The dispute arose after * & * Music Co. in Houston cut the medical benefits for worker John W. McGann from $1 million to $5,000 for lifetime treatment of AIDS. He died last year, while he was appealing a federal district court opinion in favor of his employer. The executor of his estate is carrying on the case of Greenberg vs. * & * Music Co.

In denying review of the case, the Supreme Court accepted the advice of the Bush administration, which last month said nothing in the federal pension law at issue prohibited * & * from adopting an insurance plan "that disadvantaged persons with AIDS for the purpose of reducing plan costs."

Justice Department lawyers said that the newly enacted Americans with Disabilities Act might block insurance-benefit discrimination against AIDS sufferers. But that law, which began taking effect last July, has yet to be tested.

The court's two-sentence order said that two of the nine justices, Harry A. Blackmun and Sandra Day O'Connor, wanted to hear the case. It takes four votes to have a case scheduled for oral argument.

Advocates for people with AIDS and others in the medical community expressed disappointment in the court's order, saying that the case exposes a loophole in the federal law known as ERISA (for the Employee Retirement Income Security Act), which governs certain health insurance plans.

But employer groups contended that unless companies have the flexibility to reduce health care benefits when they become too costly, they would be more likely to opt for minimal coverage at the outset.

"It means that nobody is safe," said U.S. Rep. William J. Hughes, D-N.J. "If employers can cut off benefits for AIDS, they could do it for terminal cancer."
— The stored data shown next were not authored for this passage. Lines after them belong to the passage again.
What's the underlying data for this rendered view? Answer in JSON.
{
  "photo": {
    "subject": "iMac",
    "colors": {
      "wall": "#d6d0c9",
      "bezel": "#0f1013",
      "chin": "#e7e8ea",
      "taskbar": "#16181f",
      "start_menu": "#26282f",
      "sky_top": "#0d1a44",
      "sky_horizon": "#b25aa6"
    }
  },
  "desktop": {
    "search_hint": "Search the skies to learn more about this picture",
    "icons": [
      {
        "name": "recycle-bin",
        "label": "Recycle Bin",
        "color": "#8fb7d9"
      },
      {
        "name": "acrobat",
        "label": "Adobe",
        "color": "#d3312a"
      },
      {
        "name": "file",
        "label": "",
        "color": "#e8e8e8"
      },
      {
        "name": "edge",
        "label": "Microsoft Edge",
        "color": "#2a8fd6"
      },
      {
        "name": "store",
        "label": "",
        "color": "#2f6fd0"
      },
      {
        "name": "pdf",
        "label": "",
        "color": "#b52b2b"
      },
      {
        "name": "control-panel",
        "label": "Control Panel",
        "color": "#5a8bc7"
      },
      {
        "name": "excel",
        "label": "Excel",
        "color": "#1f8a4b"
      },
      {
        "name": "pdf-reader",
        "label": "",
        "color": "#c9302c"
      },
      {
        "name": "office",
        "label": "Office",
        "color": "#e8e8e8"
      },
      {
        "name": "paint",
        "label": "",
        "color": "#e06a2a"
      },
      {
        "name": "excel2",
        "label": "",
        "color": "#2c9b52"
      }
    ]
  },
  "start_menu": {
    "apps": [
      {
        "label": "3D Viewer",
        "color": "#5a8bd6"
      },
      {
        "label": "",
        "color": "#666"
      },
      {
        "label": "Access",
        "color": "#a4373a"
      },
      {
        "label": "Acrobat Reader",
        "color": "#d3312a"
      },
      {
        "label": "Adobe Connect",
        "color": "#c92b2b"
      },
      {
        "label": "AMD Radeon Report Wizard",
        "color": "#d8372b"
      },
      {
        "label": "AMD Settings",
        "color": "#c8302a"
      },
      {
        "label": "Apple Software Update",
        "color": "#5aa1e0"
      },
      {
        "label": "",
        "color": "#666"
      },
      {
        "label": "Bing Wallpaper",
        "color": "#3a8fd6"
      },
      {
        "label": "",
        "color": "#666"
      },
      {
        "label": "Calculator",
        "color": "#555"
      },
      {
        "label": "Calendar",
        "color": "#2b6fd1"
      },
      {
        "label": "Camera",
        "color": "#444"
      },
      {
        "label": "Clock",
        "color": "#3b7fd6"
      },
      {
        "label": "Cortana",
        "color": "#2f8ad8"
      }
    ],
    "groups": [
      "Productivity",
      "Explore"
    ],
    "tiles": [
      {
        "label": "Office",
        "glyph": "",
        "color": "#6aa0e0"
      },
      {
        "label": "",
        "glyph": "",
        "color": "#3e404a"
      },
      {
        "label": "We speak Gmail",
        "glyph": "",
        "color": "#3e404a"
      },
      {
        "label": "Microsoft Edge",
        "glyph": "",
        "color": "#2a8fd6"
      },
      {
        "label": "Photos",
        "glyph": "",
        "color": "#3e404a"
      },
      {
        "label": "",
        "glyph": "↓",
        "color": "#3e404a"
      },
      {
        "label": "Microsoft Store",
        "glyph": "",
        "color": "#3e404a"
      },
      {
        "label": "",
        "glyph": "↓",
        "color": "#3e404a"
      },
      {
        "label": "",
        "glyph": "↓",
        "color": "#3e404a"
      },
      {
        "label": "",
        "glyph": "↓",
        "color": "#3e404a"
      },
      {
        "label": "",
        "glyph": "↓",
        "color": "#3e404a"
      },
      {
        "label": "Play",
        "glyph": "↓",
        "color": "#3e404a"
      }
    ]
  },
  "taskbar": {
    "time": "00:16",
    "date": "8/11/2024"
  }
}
Hughes asserted that the federal appeals court opinion exacerbates the country's health care situation in which "there are already 35 million Americans without health insurance and tens of millions who, unbeknownst to them are underinsured. This (appeals court) decision ... will add many to the ranks of the uninsured."

Hughes, who is chairman of the House Select Committee on Aging Subcommittee on Retirement, Income and Employment, is supporting legislation that would bar companies from cutting benefits while employees are undergoing medically necessary treatment.

The case began in December 1987, when McGann found out he had AIDS. He sought reimbursement for medical expenses under his group insurance plan. The company at the time provided up to $1 million in lifetime medical benefits for each employee. But in August of 1988, * & * changed its insurance plan and imposed a lifetime maximum payment for AIDS treatment of $5,000, among other changes.

McGann sued, alleging that the company was violating a provision of ERISA that says an employer may not "discriminate against" any employee for exercising his right to an employee benefit.

* & * asserted that it had to make the changes to keep its medical benefits plan financially viable. The company contended that it was within its right under ERISA as a self-insured company to alter its coverage at any time.

A federal district court ruled for * & H, and the 5th U.S. Circuit Court of Appeals affirmed.

The main intention of ERISA was development of employer pension programs. Congress secondarily included a provision that said if employers wanted to act as their own insurers -- paying premiums themselves rather than using an insurance company -- they would be exempt from all state taxes and regulations governing health insurance.

As a result, the law gives broad leeway to companies that act as their own insurers instead of using an insurance company. And it precludes people like McGann from suing under state laws.